In ideal case, the spatial filter is frequency-non-specific and subject-specific.
The second assumption comes from the superposition theory as mentioned in Capilla, A., et al. (2011). Steady-state visual evoked potentials can be explained by temporal superposition of transient event-related responses. PloS one, 6(1), e14543.. The SSVEP template can be decomposed into two components: impulse response and periodic impulse (more details can be found in https://github.com/edwin465/SSVEP-Impulse-Response). In ideal case, the impulse response includes the subject-specific knowledge (e.g., the shape, the latency, and etc) and frequency-non-specific. The periodic impulse is frequency-specific and subject-non-specific.
In summary, the spatial filter and the impulse response are frequency-non-specific, which can be simply transferred across different frequencies. The idea of transferring the subject-specific knowledge across frequencies is,
1)The spatial filter and the impulse response learned from the old scheme can be directly applied for the new scheme. (The spatial filter for the old and new visual stimulation schemes are the same)
2)The new SSVEP template can be reconstructed using the impulse response and the new periodic impulse. The new period impulse can be artificially generated.

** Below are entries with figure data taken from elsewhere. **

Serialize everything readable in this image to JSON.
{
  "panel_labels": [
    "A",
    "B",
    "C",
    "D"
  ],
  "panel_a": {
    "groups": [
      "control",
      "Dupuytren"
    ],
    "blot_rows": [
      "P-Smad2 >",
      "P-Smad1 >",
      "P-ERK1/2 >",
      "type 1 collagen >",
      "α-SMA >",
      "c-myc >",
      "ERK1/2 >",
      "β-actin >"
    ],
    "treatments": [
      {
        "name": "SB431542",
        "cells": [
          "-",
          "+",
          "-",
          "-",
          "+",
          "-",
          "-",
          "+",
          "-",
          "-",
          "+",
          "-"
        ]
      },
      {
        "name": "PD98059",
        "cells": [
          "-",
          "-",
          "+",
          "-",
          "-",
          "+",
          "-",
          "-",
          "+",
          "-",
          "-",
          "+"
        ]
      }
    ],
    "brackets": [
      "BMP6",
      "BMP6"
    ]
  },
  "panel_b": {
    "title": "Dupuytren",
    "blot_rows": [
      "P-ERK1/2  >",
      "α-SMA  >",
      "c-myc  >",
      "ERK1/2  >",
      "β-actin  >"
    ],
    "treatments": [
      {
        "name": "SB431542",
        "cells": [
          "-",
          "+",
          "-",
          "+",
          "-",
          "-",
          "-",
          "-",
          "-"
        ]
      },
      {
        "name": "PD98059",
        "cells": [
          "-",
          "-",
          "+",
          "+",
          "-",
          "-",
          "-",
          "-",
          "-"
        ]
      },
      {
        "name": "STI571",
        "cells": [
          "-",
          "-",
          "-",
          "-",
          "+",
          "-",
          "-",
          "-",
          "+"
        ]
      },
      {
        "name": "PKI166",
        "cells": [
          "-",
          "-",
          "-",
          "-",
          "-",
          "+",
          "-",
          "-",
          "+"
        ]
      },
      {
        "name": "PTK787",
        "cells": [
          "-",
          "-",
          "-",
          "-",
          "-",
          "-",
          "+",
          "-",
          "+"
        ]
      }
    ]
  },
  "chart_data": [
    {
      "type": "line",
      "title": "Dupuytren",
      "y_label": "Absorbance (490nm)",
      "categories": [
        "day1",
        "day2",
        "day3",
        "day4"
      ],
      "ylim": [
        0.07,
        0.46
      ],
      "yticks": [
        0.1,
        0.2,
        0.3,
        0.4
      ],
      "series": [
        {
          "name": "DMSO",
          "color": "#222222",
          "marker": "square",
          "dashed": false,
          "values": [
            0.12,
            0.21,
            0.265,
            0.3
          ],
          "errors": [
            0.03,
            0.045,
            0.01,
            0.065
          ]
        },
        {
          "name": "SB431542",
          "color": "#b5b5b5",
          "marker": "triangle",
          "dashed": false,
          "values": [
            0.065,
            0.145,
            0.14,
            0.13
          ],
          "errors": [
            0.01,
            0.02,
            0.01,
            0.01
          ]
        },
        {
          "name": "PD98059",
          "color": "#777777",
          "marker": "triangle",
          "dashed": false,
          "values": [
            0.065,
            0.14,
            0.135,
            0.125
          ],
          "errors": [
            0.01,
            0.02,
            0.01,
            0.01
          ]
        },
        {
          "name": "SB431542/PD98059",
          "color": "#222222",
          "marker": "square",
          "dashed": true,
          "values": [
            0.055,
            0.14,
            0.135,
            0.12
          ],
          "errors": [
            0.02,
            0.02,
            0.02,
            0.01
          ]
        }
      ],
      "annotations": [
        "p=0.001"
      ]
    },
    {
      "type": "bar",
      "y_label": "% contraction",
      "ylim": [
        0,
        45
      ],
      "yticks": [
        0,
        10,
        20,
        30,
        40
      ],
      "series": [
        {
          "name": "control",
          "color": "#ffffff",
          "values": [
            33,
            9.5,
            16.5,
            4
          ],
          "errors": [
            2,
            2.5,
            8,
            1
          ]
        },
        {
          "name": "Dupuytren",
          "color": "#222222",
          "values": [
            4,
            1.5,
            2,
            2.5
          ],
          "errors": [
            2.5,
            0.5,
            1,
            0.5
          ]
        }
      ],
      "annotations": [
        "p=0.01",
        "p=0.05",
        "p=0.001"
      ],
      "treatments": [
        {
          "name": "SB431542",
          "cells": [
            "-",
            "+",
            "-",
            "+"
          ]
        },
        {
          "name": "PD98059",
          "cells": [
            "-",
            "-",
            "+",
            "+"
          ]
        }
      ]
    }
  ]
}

Based on this idea, we develop a CCA-based algorithm to use the transferred knowledge, i.e., transferred spatial filter and transferred SSVEP template, for SSVEP recognition. We call this method, the transfer learning CCA (tlCCA).
The matlab file demo_ssvep_recognition_with_stimulus_transfer_20220622.m provides a demo code of testing the tlCCA performance on three different datasets. The first two datasets are benchmark dataset and BETA dataset, which can be freely downloaded in http://bci.med.tsinghua.edu.cn/. The third dataset comes from the China BCI competition in 2019 (https://www.datafountain.cn/competitions/340, maybe it is not available for download now).
This demo also tests the recognition performance of the other algorithms, such as the extended CCA (eCCA), the ensemble task-related component analysis (eTRCA), the multi-stimulus eCCA, the multi-stimulus eTRCA, the task-discriminant component analysis (TDCA). For more details about them, please refer to [1-4].
[3] Chen, X., et al. (2015). High-speed spelling with a noninvasive brain–computer interface. Proceedings of the national academy of sciences, 112(44), E6058-E6067.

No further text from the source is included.